Les mains au-dessus du clavier -défoncé le clavier, je frappe fort- je cherche mes mots. Comme si mes doigts étaient à l'affût des bonnes touches. Mon annulaire gauche reste plié plus longtemps que nécessaire. Un jour l'arthrose me privera de mon moyen d'expression privilégié. Peut-être. Qui je serai se débrouillera, ou pas, avec ça. Adrienne que pourra, pour ce que j'en dis. Je tape avec la main gauche, le pouce et l'annulaire droits, le boulot de l'index et du majeur droits étant de tenir ma clope, ou un mégot éteint depuis longtemps, ça dépend de mon état de fatigue. Sous les touches, l'intérieur du clavier est certainement à moitié plein de cendre, et alors ? Il marche.

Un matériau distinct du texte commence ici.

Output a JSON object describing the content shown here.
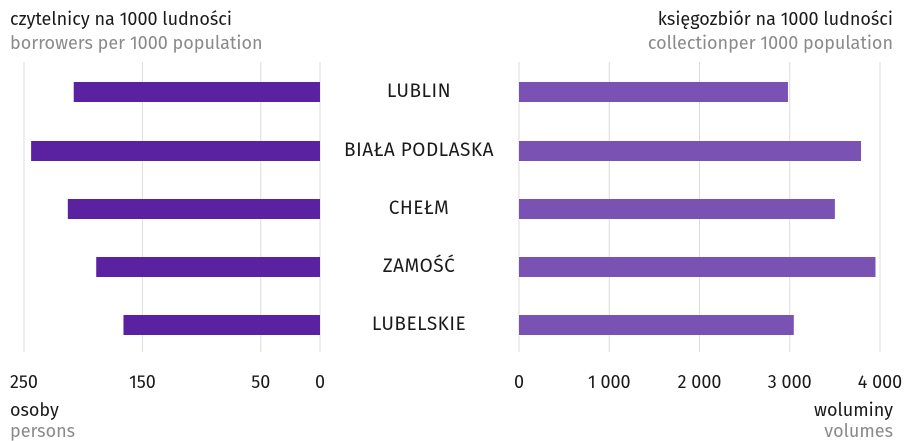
{
  "chart_data": [
    {
      "type": "bar",
      "orientation": "horizontal",
      "title": "czytelnicy na 1000 ludności",
      "subtitle": "borrowers per 1000 population",
      "xlabel": "osoby",
      "xlabel_subtitle": "persons",
      "categories": [
        "LUBLIN",
        "BIAŁA PODLASKA",
        "CHEŁM",
        "ZAMOŚĆ",
        "LUBELSKIE"
      ],
      "values": [
        208,
        244,
        213,
        189,
        166
      ],
      "color": "#5a22a0",
      "xlim": [
        250,
        0
      ],
      "xticks": [
        250,
        150,
        50,
        0
      ],
      "grid": true
    },
    {
      "type": "bar",
      "orientation": "horizontal",
      "title": "księgozbiór na 1000 ludności",
      "subtitle": "collectionper 1000 population",
      "xlabel": "woluminy",
      "xlabel_subtitle": "volumes",
      "values": [
        2980,
        3790,
        3500,
        3950,
        3045
      ],
      "color": "#7a52b3",
      "xlim": [
        0,
        4000
      ],
      "xticks": [
        0,
        {
          "value": 1000,
          "label": "1 000"
        },
        {
          "value": 2000,
          "label": "2 000"
        },
        {
          "value": 3000,
          "label": "3 000"
        },
        {
          "value": 4000,
          "label": "4 000"
        }
      ],
      "grid": true
    }
  ]
}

Je me masse le visage, fatigué, il me faut du café. Du faux, de la chicorée en poudre, la cafetière est en panne. Impensable, avec un accro comme moi, et pourtant ça fait deux mois que j'oublie de la réparer. Terrible ce portrait, je ne cherche pas à écrire les mémoires d'un vieux dégueulasse. Rachetons-nous : la lumière du soleil atteint ce bureau tous les jours. Je ne collectionne pas les sacs poubelle pleins. Pas convaincant ? Encore un essai : un bouquet de fleurs serait à sa place dans cette pièce. Oh et puis merde.

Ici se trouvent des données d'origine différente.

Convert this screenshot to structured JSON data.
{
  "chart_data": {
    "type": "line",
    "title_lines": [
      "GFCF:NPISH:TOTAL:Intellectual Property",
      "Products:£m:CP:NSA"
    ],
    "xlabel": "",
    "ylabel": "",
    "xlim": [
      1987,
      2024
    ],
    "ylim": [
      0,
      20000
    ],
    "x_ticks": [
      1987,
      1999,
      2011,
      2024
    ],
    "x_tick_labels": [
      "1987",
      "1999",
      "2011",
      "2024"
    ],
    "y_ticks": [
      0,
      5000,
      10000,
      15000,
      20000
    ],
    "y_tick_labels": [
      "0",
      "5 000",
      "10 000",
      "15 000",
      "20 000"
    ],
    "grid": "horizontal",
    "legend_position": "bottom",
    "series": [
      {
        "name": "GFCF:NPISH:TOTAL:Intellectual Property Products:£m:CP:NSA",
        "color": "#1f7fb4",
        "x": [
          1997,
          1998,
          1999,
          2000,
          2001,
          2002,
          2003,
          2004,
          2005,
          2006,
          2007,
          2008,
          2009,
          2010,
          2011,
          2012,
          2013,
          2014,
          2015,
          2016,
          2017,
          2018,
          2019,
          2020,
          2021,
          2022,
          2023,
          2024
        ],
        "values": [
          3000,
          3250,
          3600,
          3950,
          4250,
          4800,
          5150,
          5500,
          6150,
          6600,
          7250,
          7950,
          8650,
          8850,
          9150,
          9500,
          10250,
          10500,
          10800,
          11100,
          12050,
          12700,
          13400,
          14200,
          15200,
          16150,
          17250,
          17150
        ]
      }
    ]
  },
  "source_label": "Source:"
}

Les manches de ma chemise sont usées jusqu'à la corde. Normal, elle a dix ans. Onze. Je l'ai achetée au Maroc, quelques jours avant de concevoir mon fils, qui a dix ans. Ma chemise préférée. Depuis dix ans. Onze. Il y manque quelques boutons, mais elle n'a pas d'accroc. De la bonne camelote. On continue le tour ? La tasse que je viens de remplir d'eau chaude, deux cuillerées de poudre brune, deux sucres, la mousse en premier. Une tasse en terre cuite, haute, droite, elle aussi a une histoire. J'aime les objets qui ont une histoire. Non chut Manu, celui-là tu le gardes. Passons.
Autour du clavier, épars, : briquet, tabac (interval, c'est dans l'air) un crayon de papier Tom-tom et Nana qui devrait être dans le pot à crayons de mon fils, trois pots à crayons (un pour les gros objets : cutter, colle, marqueurs, un pour les stylos qui marchent, un pour le bordel) Ah tiens non : quatre pots à crayons. Le quatrième contient un marqueur, un scoubidou et un kapla. Des livres, vaguement empilés. La poule Colette, aussi décorative que peut l'être une poule en... en quoi d'ailleurs ? Je n'en sais rien. Elle est blanche quand j'enlève la poussière dessus, ça m'arrive.
Bon, assez vu les objets, prenez quelques poignées de bordel sur votre bureau pour compléter le tableau. Un pied. Mon pied. Posé sur le dossier du fauteuil qui jouxte le bureau, encore une position idiote, le mollet sur le bord du bureau et l'autre jambe repliée sous les fesses. Jamais symétrique, jamais stable, c'est le seul fil conducteur de mes contorsions et vautrages. Un pied, donc, au bout d'une jambe rose de jean, dans une chaussette qui résiste vaillamment à l'usure aux deux bouts. Se sentant observé, le pied s'agite, puis blasé, se réinstalle confortablement sur une arête du mur.